We turn to the appeal of Stanley Muriuki Karigu. The prosecution sought to establish that the second appellant was clearly identified by the two eye-witnesses PW 19 and PW 23 as the person who got out of the ambush vehicle armed with a panga, dragged the deceased out of her vehicle and assaulted her. The eye-witnesses purported to identify this appellant at the scene and at a subsequent identification parade. But having regard to the evidence of the police corporal Justice Njeru (PW 10), the officer to whom the two eye-witnesses reported soon after the attack, the two eye-witnesses did not identify the person who attacked the deceased.

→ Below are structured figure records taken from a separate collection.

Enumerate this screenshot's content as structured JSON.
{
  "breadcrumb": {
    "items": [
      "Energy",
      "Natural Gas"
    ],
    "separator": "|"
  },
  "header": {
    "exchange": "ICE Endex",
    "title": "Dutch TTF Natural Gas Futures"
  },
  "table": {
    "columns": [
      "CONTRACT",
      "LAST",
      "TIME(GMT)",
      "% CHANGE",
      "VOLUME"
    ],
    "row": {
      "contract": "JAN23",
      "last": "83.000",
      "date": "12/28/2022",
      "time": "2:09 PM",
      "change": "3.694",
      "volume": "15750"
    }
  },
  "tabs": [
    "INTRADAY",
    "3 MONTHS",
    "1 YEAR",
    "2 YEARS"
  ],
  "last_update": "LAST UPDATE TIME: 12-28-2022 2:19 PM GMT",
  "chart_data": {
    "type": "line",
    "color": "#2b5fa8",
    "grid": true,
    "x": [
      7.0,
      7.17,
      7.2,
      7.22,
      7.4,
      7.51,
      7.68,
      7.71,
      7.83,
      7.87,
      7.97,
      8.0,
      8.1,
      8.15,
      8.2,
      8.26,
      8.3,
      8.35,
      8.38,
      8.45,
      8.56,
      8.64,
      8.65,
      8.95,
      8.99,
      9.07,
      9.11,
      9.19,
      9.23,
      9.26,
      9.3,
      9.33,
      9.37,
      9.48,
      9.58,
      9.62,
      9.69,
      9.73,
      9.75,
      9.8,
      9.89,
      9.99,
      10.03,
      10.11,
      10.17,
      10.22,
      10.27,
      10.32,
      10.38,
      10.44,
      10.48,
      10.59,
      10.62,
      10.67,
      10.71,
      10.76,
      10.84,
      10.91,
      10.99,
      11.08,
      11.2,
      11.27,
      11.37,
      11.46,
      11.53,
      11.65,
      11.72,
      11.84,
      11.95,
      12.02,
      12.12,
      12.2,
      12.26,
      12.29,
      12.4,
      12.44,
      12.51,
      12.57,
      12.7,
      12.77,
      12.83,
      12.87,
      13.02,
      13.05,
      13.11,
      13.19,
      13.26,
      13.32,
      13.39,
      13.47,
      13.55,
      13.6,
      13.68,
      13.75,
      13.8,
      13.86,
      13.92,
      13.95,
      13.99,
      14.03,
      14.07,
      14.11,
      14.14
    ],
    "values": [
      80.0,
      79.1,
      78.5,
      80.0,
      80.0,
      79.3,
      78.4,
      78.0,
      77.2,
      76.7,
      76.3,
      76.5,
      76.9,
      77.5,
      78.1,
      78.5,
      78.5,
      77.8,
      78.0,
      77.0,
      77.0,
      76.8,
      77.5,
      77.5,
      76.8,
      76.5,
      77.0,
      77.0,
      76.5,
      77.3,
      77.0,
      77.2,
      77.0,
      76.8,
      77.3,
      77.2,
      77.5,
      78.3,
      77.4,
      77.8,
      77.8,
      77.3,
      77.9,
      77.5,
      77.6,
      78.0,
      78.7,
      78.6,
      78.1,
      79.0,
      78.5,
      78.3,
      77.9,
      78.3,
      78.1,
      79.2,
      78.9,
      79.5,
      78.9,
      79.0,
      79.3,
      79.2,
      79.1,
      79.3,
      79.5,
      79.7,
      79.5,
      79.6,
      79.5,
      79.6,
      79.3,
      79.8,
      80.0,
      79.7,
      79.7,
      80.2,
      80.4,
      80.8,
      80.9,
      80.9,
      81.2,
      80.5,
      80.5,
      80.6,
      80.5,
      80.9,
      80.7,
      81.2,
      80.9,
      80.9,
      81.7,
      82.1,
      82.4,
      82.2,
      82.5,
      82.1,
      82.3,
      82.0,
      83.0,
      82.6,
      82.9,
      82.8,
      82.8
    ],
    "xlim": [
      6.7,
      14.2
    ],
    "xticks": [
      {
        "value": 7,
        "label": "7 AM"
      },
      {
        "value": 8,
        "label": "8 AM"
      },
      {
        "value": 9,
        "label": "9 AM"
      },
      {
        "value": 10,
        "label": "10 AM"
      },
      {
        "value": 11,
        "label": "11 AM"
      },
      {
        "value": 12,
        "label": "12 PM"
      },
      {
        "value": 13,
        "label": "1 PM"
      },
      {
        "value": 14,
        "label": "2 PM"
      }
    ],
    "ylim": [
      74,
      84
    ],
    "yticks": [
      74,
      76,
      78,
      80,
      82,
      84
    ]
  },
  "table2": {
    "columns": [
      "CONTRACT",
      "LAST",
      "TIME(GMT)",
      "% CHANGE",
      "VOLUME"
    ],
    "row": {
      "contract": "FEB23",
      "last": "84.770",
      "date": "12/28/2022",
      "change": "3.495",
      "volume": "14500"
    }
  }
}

That being the case, the two extra-judicial statements of this appellant could not be true. There being no other evidence to connect this appellant with the offence, his appeal succeeds, the conviction is quashed, the sentence is set aside and he, too, is ordered to be set at liberty forwith unless he is otherwise lawfully held.
Lastly, we consider the appeal of James Kinuthia Ndungu. With regard to this appellant, there was defence medical evidence that he sustained injuries to his person while in police custody. He was arrested on 15th August, 1983. His statements were recorded on 24th August, 1983. His doctor examined him on 14th November, 1983. His injuries were found to be between 8 – 10 weeks old and so the injuries were inflicted during the period he was in police custody. The trial judge heard all that evidence but for unacceptable reasons rejected the appellant’s case that the two statements were not voluntary. We say on the medical evidence, the appellant ‘s case that the two statements were not made voluntarily could be true. The statements were improperly admitted in evidence.
The only other piece of evidence left against this appellant is the claim that he lured the deceased to her death. Against this claim is the evidence of PW 10 that PW 19 and PW 23 told him that they did not identify any person in connection with the attack. This contradiction in the prosecution evidence is substantial and raises serious doubt as to the veracity of the two eye-witnesses. A reasonable doubt, the benefit of which enures to this appellant, is raised as to whether he was at the scene. So, his appeal succeeds, his conviction is quashed, sentence set aside and it is ordered that he shall be set free at once unless he is otherwise lawfully held.